MUSWELLBROOK Shire Council has been ordered to pay the Department of Planning and BHP's legal costs after its failed bid to improve rehabilitation of the Mount Arthur coal mine.
Land and Environment Court Justice John Robson last week ordered the council to pay the costs for the original hearing of the rehabilitation issue in 2018, and the council's recent application to have the department and BHP pay their own legal costs.
Justice Robson found while the council harboured a "genuine concern" rehabilitation of the massive mine site near Muswellbrook town was not being conducted appropriately, the public interest issue was not significant enough to warrant relieving the council of paying all legal costs after it lost the case.
The council initiated legal action against Mount Arthur coal mine in August, 2017 following a complaint to the Department of Planning that it was not enforcing a 2014 condition of consent at the mine site. The condition required the mine to rehabilitate areas using a contemporary natural landform system that leaves overburden embankments in a more natural state, rather than traditional benched, with more natural water flows to reduce erosion.
The council argued the 2014 condition required the mine to apply the method across the entire mine site, rather than a "showcase" area within the rehabilitation strategy accepted by the Department of Planning.
An expert for Mount Arthur told the Land and Environment Court it would cost BHP more than $107 million to "retrospectively" rehabilitate areas that had already been rehabilitated using the traditional benching method.

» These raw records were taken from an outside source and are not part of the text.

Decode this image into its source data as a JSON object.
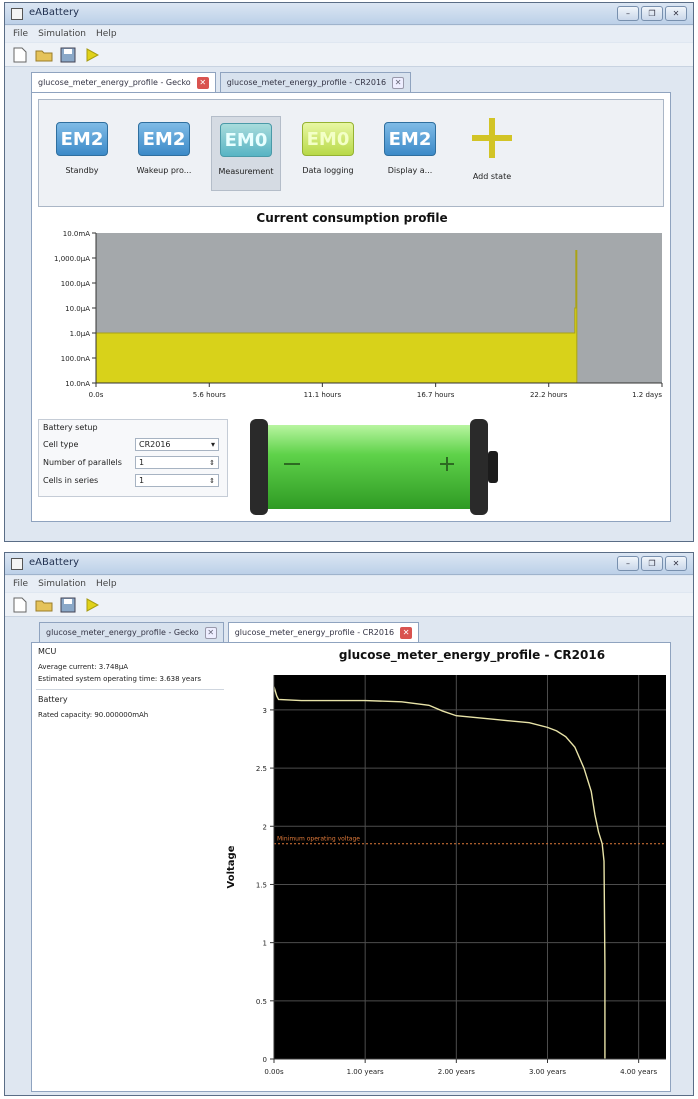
{
  "app": {
    "window_title": "eABattery",
    "menu": [
      "File",
      "Simulation",
      "Help"
    ],
    "window_buttons": [
      "–",
      "❐",
      "✕"
    ]
  },
  "window1": {
    "tabs": [
      {
        "label": "glucose_meter_energy_profile - Gecko",
        "active": true
      },
      {
        "label": "glucose_meter_energy_profile - CR2016",
        "active": false
      }
    ],
    "states": [
      {
        "mode": "EM2",
        "label": "Standby",
        "style": "blue"
      },
      {
        "mode": "EM2",
        "label": "Wakeup pro...",
        "style": "blue"
      },
      {
        "mode": "EM0",
        "label": "Measurement",
        "style": "teal",
        "selected": true
      },
      {
        "mode": "EM0",
        "label": "Data logging",
        "style": "lime"
      },
      {
        "mode": "EM2",
        "label": "Display a...",
        "style": "blue"
      }
    ],
    "add_state_label": "Add state",
    "battery_setup": {
      "title": "Battery setup",
      "cell_type_label": "Cell type",
      "cell_type_value": "CR2016",
      "parallel_label": "Number of parallels",
      "parallel_value": "1",
      "series_label": "Cells in series",
      "series_value": "1"
    }
  },
  "window2": {
    "tabs": [
      {
        "label": "glucose_meter_energy_profile - Gecko",
        "active": false
      },
      {
        "label": "glucose_meter_energy_profile - CR2016",
        "active": true
      }
    ],
    "info": {
      "mcu_heading": "MCU",
      "avg_current": "Average current: 3.748µA",
      "est_time": "Estimated system operating time: 3.638 years",
      "battery_heading": "Battery",
      "rated_capacity": "Rated capacity: 90.000000mAh"
    }
  },
  "colors": {
    "plot_bg1": "#a4a8ab",
    "bar_fill": "#d8d21a",
    "plot_bg2": "#000000",
    "voltage_line": "#e8e3a8",
    "cutoff_line": "#e07a3a",
    "grid2": "#4d4d4d"
  },
  "chart_data": [
    {
      "type": "area",
      "title": "Current consumption profile",
      "xlabel": "",
      "ylabel": "",
      "y_scale": "log",
      "y_tick_labels": [
        "10.0nA",
        "100.0nA",
        "1.0µA",
        "10.0µA",
        "100.0µA",
        "1,000.0µA",
        "10.0mA"
      ],
      "y_tick_values_A": [
        1e-08,
        1e-07,
        1e-06,
        1e-05,
        0.0001,
        0.001,
        0.01
      ],
      "x_tick_labels": [
        "0.0s",
        "5.6 hours",
        "11.1 hours",
        "16.7 hours",
        "22.2 hours",
        "1.2 days"
      ],
      "x_tick_values_h": [
        0,
        5.56,
        11.11,
        16.67,
        22.22,
        27.78
      ],
      "xlim_h": [
        0,
        27.78
      ],
      "ylim_A": [
        1e-08,
        0.01
      ],
      "series": [
        {
          "x_h": [
            0,
            23.5,
            23.5,
            23.5,
            23.55,
            23.55,
            23.6,
            23.6
          ],
          "y_A": [
            1e-06,
            1e-06,
            1e-05,
            1e-05,
            1e-05,
            0.002,
            0.002,
            1e-08
          ]
        }
      ],
      "grid": false,
      "legend": "none"
    },
    {
      "type": "line",
      "title": "glucose_meter_energy_profile - CR2016",
      "xlabel": "",
      "ylabel": "Voltage",
      "x_tick_labels": [
        "0.00s",
        "1.00 years",
        "2.00 years",
        "3.00 years",
        "4.00 years"
      ],
      "x_tick_values": [
        0,
        1,
        2,
        3,
        4
      ],
      "y_tick_labels": [
        "0",
        "0.5",
        "1",
        "1.5",
        "2",
        "2.5",
        "3"
      ],
      "y_tick_values": [
        0,
        0.5,
        1,
        1.5,
        2,
        2.5,
        3
      ],
      "xlim": [
        0,
        4.3
      ],
      "ylim": [
        0,
        3.3
      ],
      "series": [
        {
          "x": [
            0,
            0.03,
            0.05,
            0.3,
            0.6,
            1.0,
            1.4,
            1.7,
            1.85,
            2.0,
            2.4,
            2.8,
            3.0,
            3.1,
            3.2,
            3.3,
            3.4,
            3.48,
            3.52,
            3.56,
            3.6,
            3.62,
            3.63,
            3.63
          ],
          "y": [
            3.2,
            3.12,
            3.09,
            3.08,
            3.08,
            3.08,
            3.07,
            3.04,
            2.99,
            2.95,
            2.92,
            2.89,
            2.85,
            2.82,
            2.77,
            2.68,
            2.5,
            2.3,
            2.1,
            1.95,
            1.85,
            1.7,
            0.8,
            0.0
          ]
        }
      ],
      "annotations": [
        {
          "text": "Minimum operating voltage",
          "y": 1.85
        }
      ],
      "grid": true,
      "legend": "none"
    }
  ]
}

Council lost the case in December after Justice Robson found the 2014 approval did not require Mount Arthur to re-disturb formerly rehabilitated mine areas, "irrespective of whether better environmental outcomes might be achieved by doing so".
Justice Robson accepted Mount Arthur's rehabilitation strategy was an "aspirational" document responding to the department's requirements that rehabilitated mine sites should be safe, stable, non-polluting, vegetated, and final void high walls should minimise instability risk "to the greatest extent practicable".

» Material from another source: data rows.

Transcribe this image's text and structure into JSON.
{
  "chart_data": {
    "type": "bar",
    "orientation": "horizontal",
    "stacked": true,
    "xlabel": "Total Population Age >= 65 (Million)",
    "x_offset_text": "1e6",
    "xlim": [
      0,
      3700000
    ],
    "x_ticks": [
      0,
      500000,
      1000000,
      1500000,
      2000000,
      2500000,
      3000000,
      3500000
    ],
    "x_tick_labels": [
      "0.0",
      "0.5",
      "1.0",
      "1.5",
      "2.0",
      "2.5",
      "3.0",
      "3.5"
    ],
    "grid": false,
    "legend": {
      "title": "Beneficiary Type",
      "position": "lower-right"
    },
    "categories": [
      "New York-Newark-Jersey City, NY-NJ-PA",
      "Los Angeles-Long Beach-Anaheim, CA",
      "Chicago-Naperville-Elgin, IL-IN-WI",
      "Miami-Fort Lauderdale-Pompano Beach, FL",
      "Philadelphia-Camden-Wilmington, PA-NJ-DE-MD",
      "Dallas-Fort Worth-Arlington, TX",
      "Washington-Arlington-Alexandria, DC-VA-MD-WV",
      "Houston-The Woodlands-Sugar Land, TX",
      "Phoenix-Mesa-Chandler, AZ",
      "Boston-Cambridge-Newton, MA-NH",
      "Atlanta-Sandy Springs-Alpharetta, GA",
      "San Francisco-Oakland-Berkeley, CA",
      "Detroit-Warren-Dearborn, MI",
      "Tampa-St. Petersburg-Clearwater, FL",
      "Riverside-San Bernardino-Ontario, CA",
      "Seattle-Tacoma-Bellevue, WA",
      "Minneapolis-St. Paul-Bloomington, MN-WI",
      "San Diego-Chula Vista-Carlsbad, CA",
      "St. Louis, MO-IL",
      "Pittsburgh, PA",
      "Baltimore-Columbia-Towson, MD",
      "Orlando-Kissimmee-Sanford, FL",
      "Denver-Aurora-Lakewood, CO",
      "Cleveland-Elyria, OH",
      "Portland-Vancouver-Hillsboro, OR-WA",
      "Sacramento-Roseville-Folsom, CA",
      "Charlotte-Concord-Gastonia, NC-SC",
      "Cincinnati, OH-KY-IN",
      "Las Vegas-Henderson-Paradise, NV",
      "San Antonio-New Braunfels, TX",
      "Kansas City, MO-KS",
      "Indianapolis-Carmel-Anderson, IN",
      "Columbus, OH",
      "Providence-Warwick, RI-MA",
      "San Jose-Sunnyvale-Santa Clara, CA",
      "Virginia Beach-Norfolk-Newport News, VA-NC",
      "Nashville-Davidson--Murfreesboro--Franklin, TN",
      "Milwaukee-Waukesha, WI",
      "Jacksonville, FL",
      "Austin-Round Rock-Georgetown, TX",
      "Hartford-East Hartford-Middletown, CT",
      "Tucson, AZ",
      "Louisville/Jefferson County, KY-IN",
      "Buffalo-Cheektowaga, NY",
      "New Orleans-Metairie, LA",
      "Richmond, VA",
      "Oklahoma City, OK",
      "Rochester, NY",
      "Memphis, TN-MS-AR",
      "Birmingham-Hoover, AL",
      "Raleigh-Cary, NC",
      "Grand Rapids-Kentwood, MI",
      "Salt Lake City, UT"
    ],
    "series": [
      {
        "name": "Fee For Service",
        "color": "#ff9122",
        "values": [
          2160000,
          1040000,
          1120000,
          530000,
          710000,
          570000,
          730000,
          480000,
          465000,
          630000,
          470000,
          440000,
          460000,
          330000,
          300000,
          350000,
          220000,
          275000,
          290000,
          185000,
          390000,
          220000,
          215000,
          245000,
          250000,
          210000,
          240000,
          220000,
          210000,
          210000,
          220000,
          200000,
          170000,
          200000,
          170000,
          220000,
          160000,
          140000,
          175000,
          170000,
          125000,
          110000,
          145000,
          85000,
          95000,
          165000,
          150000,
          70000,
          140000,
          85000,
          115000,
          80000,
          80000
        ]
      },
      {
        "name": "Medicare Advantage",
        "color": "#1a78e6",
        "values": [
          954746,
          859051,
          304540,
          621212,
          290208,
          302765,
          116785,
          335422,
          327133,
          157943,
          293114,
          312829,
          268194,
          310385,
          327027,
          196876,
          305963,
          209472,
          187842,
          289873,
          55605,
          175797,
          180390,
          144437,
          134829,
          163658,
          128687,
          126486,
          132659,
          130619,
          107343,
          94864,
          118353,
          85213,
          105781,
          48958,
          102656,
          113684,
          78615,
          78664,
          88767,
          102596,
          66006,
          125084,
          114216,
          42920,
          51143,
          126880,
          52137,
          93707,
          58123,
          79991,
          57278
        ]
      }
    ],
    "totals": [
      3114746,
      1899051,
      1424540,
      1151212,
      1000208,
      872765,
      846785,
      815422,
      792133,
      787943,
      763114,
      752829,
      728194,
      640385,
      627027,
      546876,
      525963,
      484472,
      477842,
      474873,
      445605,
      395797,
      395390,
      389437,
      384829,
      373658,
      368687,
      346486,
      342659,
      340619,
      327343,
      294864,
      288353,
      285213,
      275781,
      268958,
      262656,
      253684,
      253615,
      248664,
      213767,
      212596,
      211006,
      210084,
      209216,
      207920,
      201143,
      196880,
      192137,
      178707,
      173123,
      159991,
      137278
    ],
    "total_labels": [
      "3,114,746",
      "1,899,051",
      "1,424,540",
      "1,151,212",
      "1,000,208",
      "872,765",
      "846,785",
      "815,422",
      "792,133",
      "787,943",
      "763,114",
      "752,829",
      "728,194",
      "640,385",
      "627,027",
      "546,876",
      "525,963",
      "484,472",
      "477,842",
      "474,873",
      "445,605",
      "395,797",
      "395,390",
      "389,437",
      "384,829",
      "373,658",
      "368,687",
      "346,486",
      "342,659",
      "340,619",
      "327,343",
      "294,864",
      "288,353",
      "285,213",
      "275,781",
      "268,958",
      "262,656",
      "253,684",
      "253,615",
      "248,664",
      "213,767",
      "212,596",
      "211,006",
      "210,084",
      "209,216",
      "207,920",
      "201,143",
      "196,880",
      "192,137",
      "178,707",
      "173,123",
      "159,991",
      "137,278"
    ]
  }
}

The Department of Planning's acceptance of an "aspirational" strategy was legally reasonable, in part because mining and rehabilitation are "dynamic and ongoing", Justice Robson said.
Justice Robson said there was no indication the Department of Planning had "embraced" the "more exacting conditions" supported by the council.

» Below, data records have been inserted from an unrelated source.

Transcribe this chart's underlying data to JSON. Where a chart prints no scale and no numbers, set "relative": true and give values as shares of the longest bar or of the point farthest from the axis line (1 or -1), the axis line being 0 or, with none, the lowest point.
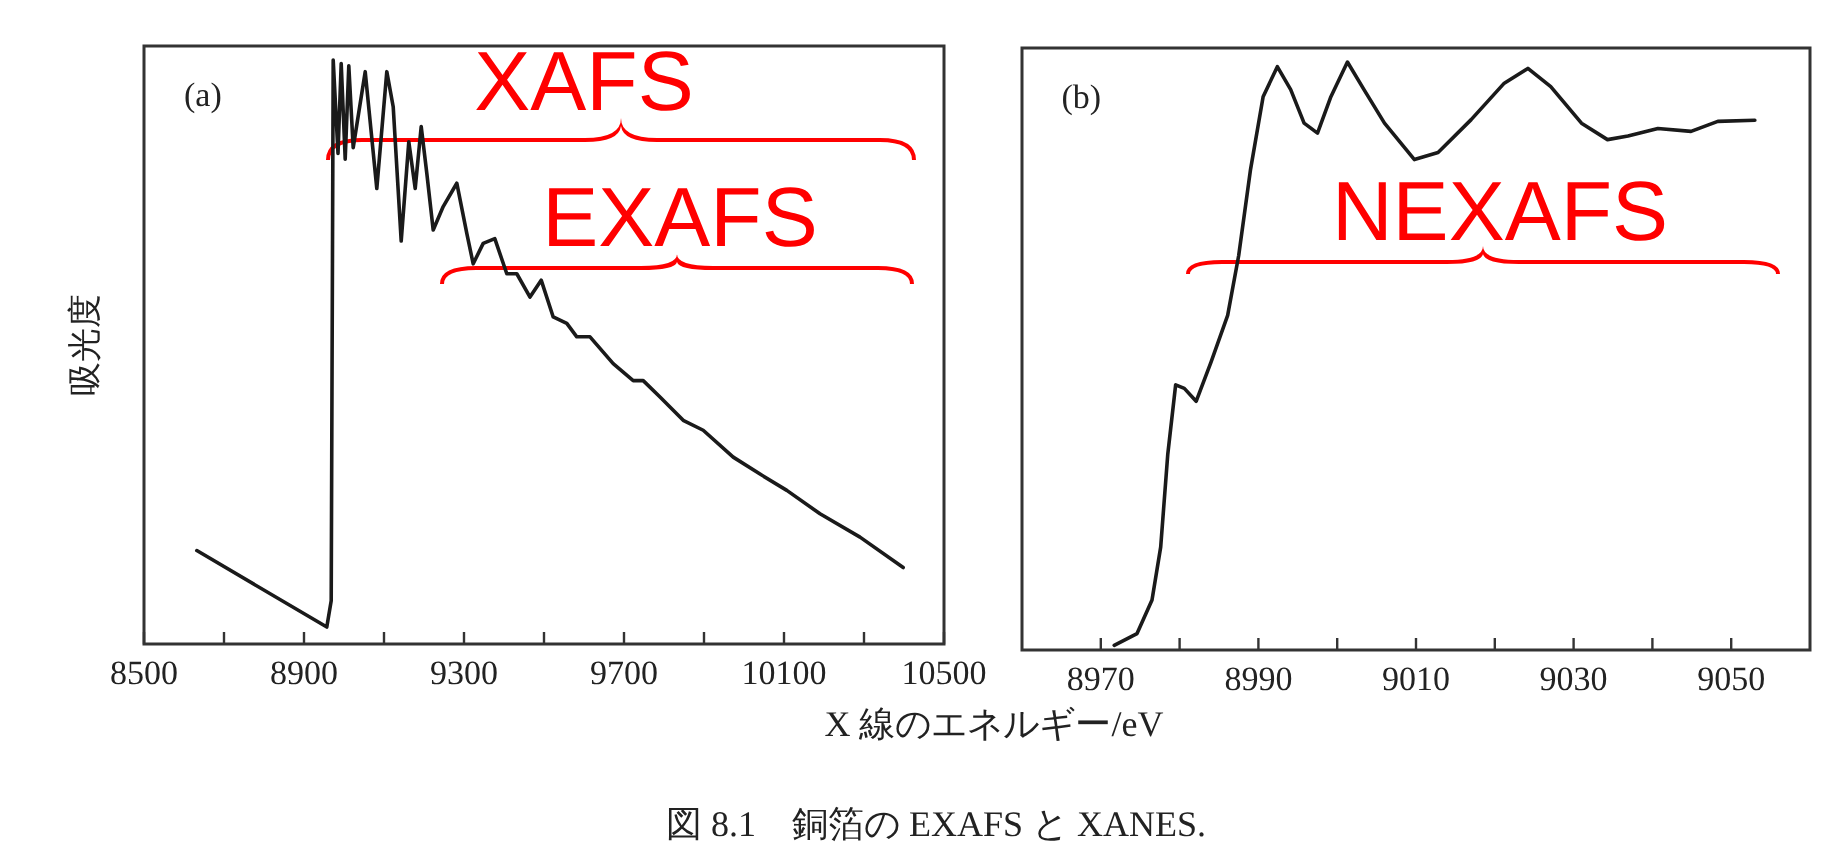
{
  "chart_data": [
    {
      "type": "line",
      "relative": true,
      "xlabel": "X 線のエネルギー/eV",
      "ylabel": "吸光度",
      "annotations": [
        "(a)",
        "XAFS",
        "EXAFS",
        "図 8.1　銅箔の EXAFS と XANES."
      ],
      "xlim": [
        8500,
        10500
      ],
      "xticks": [
        8500,
        {
          "value": 8700,
          "label": null
        },
        8900,
        {
          "value": 9100,
          "label": null
        },
        9300,
        {
          "value": 9500,
          "label": null
        },
        9700,
        {
          "value": 9900,
          "label": null
        },
        10100,
        {
          "value": 10300,
          "label": null
        },
        10500
      ],
      "x": [
        8632,
        8957,
        8968,
        8973,
        8985,
        8993,
        9003,
        9012,
        9023,
        9053,
        9082,
        9107,
        9123,
        9143,
        9162,
        9178,
        9193,
        9207,
        9223,
        9248,
        9282,
        9307,
        9323,
        9348,
        9377,
        9407,
        9432,
        9465,
        9493,
        9523,
        9557,
        9582,
        9615,
        9673,
        9723,
        9748,
        9790,
        9848,
        9898,
        9973,
        10040,
        10107,
        10190,
        10290,
        10398
      ],
      "series": [
        {
          "color": "#1a1a1a",
          "values": [
            0.16,
            0.029,
            0.074,
            1.0,
            0.84,
            0.994,
            0.83,
            0.99,
            0.85,
            0.98,
            0.78,
            0.98,
            0.92,
            0.69,
            0.86,
            0.78,
            0.886,
            0.806,
            0.709,
            0.749,
            0.789,
            0.703,
            0.651,
            0.686,
            0.694,
            0.634,
            0.634,
            0.594,
            0.623,
            0.56,
            0.549,
            0.526,
            0.526,
            0.48,
            0.451,
            0.451,
            0.423,
            0.383,
            0.366,
            0.32,
            0.291,
            0.263,
            0.223,
            0.183,
            0.131
          ]
        }
      ]
    },
    {
      "type": "line",
      "relative": true,
      "annotations": [
        "(b)",
        "NEXAFS"
      ],
      "xlim": [
        8960,
        9060
      ],
      "xticks": [
        8970,
        {
          "value": 8980,
          "label": null
        },
        8990,
        {
          "value": 9000,
          "label": null
        },
        9010,
        {
          "value": 9020,
          "label": null
        },
        9030,
        {
          "value": 9040,
          "label": null
        },
        9050
      ],
      "x": [
        8971.7,
        8974.6,
        8976.5,
        8977.6,
        8978.5,
        8979.5,
        8980.6,
        8982.1,
        8984.0,
        8986.1,
        8987.5,
        8989.0,
        8990.6,
        8992.4,
        8994.1,
        8995.8,
        8997.5,
        8999.2,
        9001.3,
        9003.4,
        9006.0,
        9009.8,
        9012.8,
        9017.0,
        9021.2,
        9024.2,
        9027.1,
        9031.0,
        9034.3,
        9036.9,
        9040.7,
        9044.9,
        9048.3,
        9053.0
      ],
      "series": [
        {
          "color": "#1a1a1a",
          "values": [
            0.008,
            0.028,
            0.085,
            0.175,
            0.333,
            0.451,
            0.445,
            0.423,
            0.49,
            0.569,
            0.671,
            0.817,
            0.941,
            0.992,
            0.953,
            0.896,
            0.879,
            0.941,
            1.0,
            0.953,
            0.896,
            0.834,
            0.846,
            0.902,
            0.964,
            0.989,
            0.958,
            0.896,
            0.868,
            0.874,
            0.887,
            0.882,
            0.899,
            0.901
          ]
        }
      ]
    }
  ]
}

"I accept that the proper rehabilitation of the mine is a significant matter for future generations and that council harbours a genuine concern that such rehabilitation is not being conducted appropriately," Justice Robson said.
"I note that the court has not been asked to make an adjudication of the merits of the scheme of rehabilitation being undertaken at the mine or on the appropriate standards of mining rehabilitation more generally. It is always open to Parliament and the relevant consent authorities to impose more stringent conditions and rigorous processes in respect of rehabilitation," he said.
BHP defended its rehabilitation of the mine in a statement in December after the original decision.
"We are currently using leading practice landform design and this underpins the effective revegetation process. Rehabilitation is inspected by government annually and assessed against criteria that has been developed in consultation with the community," a BHP spokesperson said.